All hail the beast! The beast has now taken a new form, and that form be thy name of Frank the rabbit. Frank is the unholy reincarnation of the first evil... I just know it! Thanks to Frank this movie was actually pretty cool. Without the bunnyman all this flick would have been about was a whiny little turd of a high schooler who goes to therapy once a week to tell his shrink that he wants to fuck Christina Applegate. And, I mean, who doesn't? That's just a boring and lame concept for a movie. But add the beast and give the beast some helliscious prophecies to lay upon our "hero" and presto: sweet fucking movie. I plan to bronze my face in a freakish and demonic appearance in order to imitate Frank. For the ears I think I'll have to have somebody drill some long and pointy ones into my skull for me. It'll be worth it though. Oh yes, it'll be worth it. Embrace the pain!
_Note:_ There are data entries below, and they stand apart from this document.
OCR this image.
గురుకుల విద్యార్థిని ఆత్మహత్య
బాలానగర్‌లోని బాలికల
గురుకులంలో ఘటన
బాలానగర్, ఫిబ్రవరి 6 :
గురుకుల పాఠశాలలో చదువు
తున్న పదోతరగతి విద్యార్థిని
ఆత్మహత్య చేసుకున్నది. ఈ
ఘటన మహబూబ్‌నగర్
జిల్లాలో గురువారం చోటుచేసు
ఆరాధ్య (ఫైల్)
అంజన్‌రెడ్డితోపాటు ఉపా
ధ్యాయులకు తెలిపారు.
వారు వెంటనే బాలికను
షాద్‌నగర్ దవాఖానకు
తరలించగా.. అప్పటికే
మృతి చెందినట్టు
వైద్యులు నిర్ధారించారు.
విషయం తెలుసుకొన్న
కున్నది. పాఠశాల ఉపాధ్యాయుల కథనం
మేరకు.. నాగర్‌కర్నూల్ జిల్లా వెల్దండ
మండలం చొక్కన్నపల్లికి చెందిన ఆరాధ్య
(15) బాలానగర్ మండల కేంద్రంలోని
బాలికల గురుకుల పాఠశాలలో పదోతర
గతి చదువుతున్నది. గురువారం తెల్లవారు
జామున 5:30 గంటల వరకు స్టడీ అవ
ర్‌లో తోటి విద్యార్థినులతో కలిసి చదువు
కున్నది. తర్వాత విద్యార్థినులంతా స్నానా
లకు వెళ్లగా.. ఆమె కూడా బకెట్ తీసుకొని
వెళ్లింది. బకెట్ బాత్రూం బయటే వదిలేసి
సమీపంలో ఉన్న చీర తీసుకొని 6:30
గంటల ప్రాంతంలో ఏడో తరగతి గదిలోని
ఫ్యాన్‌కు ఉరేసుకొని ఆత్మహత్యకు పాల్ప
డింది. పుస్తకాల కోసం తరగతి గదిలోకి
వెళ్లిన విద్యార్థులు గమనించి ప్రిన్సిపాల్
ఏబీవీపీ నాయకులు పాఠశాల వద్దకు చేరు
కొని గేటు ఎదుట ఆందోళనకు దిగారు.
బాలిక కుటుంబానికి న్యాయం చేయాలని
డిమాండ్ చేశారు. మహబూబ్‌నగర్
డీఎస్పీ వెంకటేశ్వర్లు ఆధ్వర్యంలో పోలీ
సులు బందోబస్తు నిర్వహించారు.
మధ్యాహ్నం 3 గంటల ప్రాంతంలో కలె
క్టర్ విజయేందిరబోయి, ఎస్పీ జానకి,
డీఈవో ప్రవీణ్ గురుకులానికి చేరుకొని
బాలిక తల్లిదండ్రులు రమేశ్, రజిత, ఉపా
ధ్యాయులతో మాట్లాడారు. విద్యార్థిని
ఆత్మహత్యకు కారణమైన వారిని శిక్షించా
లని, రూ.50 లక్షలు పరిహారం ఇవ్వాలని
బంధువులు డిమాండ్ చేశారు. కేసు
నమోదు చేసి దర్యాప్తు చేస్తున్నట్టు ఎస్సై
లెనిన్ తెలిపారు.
The Rossman here. Since Kuni got scared, wet his pants, and ran out of the room crying like a 10 year-old girl who just had her pinky toe bitten off by a doberman the moment Frank appeared, and didn't really see the movie, I will just list a bunch of uber-sweet quotes from the movie as provided by Amazon dot com. Enjoy!
Donnie: "First of all, Papa Smurf didn't create Smurfette. Gargamel did. She was sent in as Gargamel's evil spy with the intention of destroying the Smurf village, but the overwhelming goodness of the Smurf way of life transformed her. And as for the whole gang-bang scenario, it just couldn't happen. Smurfs are asexual. They don't even have reproductive organs under those little white pants. That's what's so illogical, you know, about being a Smurf. What's the point of living if you don't have a dick?"
Gretchen: "You're weird."
Gretchen: "No, that was a compliment."
Donnie: "Why do you wear that
stupid bunny suit?"
Frank: "Why are you wearing that stupid man suit?"
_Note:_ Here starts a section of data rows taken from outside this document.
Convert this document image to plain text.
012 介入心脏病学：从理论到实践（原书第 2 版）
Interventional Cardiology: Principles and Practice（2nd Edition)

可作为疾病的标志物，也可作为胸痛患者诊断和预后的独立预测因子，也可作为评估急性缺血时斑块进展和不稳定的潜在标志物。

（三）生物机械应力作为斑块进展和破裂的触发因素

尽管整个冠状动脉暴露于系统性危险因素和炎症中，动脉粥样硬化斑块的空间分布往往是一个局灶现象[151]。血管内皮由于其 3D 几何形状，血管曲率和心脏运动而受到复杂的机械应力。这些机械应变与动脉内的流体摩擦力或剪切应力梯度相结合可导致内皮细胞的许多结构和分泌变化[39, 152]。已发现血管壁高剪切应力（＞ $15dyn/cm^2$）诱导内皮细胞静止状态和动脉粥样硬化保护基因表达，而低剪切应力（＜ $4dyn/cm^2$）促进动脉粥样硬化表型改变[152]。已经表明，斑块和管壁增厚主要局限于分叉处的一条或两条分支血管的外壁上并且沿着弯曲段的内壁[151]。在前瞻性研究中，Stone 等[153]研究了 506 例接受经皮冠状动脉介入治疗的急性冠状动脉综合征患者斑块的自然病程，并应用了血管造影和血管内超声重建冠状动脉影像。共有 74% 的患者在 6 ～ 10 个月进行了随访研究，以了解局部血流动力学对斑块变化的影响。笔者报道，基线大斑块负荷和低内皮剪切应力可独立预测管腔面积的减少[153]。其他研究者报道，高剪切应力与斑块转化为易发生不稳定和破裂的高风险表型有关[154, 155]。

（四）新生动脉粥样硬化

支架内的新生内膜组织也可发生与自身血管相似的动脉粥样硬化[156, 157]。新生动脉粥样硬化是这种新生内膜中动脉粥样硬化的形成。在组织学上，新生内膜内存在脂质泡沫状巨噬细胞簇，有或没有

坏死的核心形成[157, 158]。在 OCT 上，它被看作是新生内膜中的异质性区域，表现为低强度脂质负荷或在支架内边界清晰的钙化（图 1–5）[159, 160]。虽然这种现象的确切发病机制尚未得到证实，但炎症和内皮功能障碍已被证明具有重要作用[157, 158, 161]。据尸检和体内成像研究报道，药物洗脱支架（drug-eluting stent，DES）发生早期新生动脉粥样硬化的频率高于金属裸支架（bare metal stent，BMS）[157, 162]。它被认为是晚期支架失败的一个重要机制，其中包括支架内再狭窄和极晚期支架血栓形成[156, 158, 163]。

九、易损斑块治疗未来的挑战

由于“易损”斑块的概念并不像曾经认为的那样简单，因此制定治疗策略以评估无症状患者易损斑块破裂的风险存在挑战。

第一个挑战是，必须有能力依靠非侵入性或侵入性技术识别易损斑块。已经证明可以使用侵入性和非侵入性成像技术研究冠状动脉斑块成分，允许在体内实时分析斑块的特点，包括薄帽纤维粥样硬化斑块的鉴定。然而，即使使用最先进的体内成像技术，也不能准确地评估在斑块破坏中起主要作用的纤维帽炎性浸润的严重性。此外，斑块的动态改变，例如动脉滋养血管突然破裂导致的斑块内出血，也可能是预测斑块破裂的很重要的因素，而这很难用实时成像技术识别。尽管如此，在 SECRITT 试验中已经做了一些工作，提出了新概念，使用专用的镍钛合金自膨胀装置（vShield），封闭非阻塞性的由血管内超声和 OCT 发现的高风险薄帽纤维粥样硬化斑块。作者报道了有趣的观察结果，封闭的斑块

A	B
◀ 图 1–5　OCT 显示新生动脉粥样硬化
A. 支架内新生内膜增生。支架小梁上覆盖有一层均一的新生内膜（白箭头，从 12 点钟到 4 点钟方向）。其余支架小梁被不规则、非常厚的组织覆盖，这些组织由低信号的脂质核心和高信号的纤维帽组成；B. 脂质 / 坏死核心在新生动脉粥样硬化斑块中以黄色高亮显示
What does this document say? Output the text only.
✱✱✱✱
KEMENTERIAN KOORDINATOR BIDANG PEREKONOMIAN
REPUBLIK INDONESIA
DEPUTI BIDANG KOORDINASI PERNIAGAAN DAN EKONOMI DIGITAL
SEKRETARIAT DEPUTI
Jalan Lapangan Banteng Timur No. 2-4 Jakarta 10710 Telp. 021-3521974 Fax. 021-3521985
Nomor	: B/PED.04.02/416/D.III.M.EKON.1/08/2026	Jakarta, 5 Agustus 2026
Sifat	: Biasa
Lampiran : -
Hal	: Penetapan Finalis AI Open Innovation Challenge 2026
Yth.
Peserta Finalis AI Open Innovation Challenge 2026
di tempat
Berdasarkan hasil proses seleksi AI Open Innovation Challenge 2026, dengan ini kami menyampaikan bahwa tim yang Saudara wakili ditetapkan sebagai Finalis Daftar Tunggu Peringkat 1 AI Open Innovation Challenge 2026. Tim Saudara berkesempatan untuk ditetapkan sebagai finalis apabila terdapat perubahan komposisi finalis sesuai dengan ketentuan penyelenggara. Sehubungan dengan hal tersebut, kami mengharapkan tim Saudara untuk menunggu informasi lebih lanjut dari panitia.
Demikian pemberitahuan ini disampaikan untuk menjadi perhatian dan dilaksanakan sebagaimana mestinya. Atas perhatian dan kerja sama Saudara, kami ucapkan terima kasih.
Donnie: "You are such a fuckass."
Elizabeth: "Did you just call me a fuckass? You can go suck a fuck"
Donnie: "Oh, please, tell me Elizabeth, how exactly does one suck a fuck?"
Jim Cunningham (Patrick Swayze): "Son...
DO YOU SEE THIS? This is an Anger Prisoner. A textbook example.
PEOPLE? This boy is scared to death of the truth. Son, it breaks
my heart to say this, but I believe you are a very troubled
and confused young man. I believe you are searching for the
answers in all the wrong places..."
Donnie: "You're right, actually. I am pretty- I'm, I'm pretty troubled and I'm, I'm pretty confused. But I. . .and I'm afraid. Really, really afraid. Really afraid. But I... I... I think you're the fucking Antichrist."
Kitty Farmer: "Okay, now girls... I want you to concentrate. Failure is not an option. And Bethany, if you feel the need to vomit up there... just swallow it."